By day, John Morrison is Reuter’s Westminster correspondent, a man who follows the daily machinations of the new Labour government. And maybe in his idle moments, when speeches were dragging on too long, or obscure topics were being discussed, his mind wandered into a distant fictional world, one where Blair and Brown were school boys, overseen by the headmaster Dr Bush.

A world where a boy named Prescott writes poetry, Campbell works for the school rag, the Rocket, paid for by Murdoch, and an unpopular boy called Mandelson who volunteers to be the toast fag for both Blair and Brown until he has to chose between them.

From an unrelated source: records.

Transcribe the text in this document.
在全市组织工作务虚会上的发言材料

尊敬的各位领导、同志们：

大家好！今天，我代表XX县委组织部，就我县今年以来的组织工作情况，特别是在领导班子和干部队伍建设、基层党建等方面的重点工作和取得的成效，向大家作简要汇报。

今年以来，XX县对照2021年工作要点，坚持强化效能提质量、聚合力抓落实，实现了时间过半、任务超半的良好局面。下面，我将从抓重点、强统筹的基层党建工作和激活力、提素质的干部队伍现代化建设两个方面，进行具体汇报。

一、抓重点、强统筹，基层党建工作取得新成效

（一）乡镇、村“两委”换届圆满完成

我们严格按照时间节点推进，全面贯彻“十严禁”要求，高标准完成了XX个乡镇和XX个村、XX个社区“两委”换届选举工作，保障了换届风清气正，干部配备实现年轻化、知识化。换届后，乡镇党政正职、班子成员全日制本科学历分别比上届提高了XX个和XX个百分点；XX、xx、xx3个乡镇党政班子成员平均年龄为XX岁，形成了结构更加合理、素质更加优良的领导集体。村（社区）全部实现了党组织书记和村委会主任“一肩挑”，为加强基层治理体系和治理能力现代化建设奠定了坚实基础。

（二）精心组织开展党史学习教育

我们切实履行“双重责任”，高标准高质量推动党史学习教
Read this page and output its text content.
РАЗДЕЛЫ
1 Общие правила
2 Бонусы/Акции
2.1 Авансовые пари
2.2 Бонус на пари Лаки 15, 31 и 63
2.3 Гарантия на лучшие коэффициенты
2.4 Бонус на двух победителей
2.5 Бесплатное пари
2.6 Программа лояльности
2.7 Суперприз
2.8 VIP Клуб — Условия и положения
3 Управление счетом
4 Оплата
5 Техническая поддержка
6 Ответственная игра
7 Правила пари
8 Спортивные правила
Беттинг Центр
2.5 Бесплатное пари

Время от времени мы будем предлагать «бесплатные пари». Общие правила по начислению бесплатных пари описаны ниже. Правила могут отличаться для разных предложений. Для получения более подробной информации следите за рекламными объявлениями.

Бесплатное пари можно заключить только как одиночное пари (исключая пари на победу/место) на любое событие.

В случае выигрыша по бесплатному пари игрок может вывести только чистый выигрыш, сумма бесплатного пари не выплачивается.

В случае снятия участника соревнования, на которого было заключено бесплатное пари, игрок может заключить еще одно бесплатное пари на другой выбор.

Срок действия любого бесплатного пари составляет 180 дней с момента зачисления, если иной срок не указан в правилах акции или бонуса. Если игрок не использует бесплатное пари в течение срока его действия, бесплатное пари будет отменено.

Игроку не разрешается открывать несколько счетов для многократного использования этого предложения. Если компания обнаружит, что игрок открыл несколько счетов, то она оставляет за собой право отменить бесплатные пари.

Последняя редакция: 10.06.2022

And he wrote it all down. And so I recently finished reading Anthony Blair Captain of School by an Old Boy. It’s an old-fashioned hardback, with a colour face plate stuck to the front, and it follows a chap called Anthony Blair from his first encounter with Archer on the way up to first term by train, through his scraps and scrapes, to his sudden rise to be house Captain, and later thrust into the position of Captain of School (the head boy).

We follow his hunt for the weapons of mass destruction missing rifles that he says are hidden in a pub cellar in town, his encouragement for Hoon (in charge of the school Rifle Corps) to take action in the town, and the tragic consequences.

It’s a fun satire, with a real story and well-developed characters, along with a sense of darkness and futility that clouds over Blair and his actions as the story progresses. Well worth a read, particularly at the discounted price Amazon are flogging it for at the moment.

Pauline Reynolds in the Sunday Life sums up the book from a local context:

“Take a few blokes called Blair, Adams and McGuinness, a handful of missing rifles and a toast to the ‘Republican Brotherhood’. Combine this with a rendition of the Wearing of the Green and a visit to Ma Mowlam’s dodgy boathouse, and you begin to feel the sense of a new book about to be published.”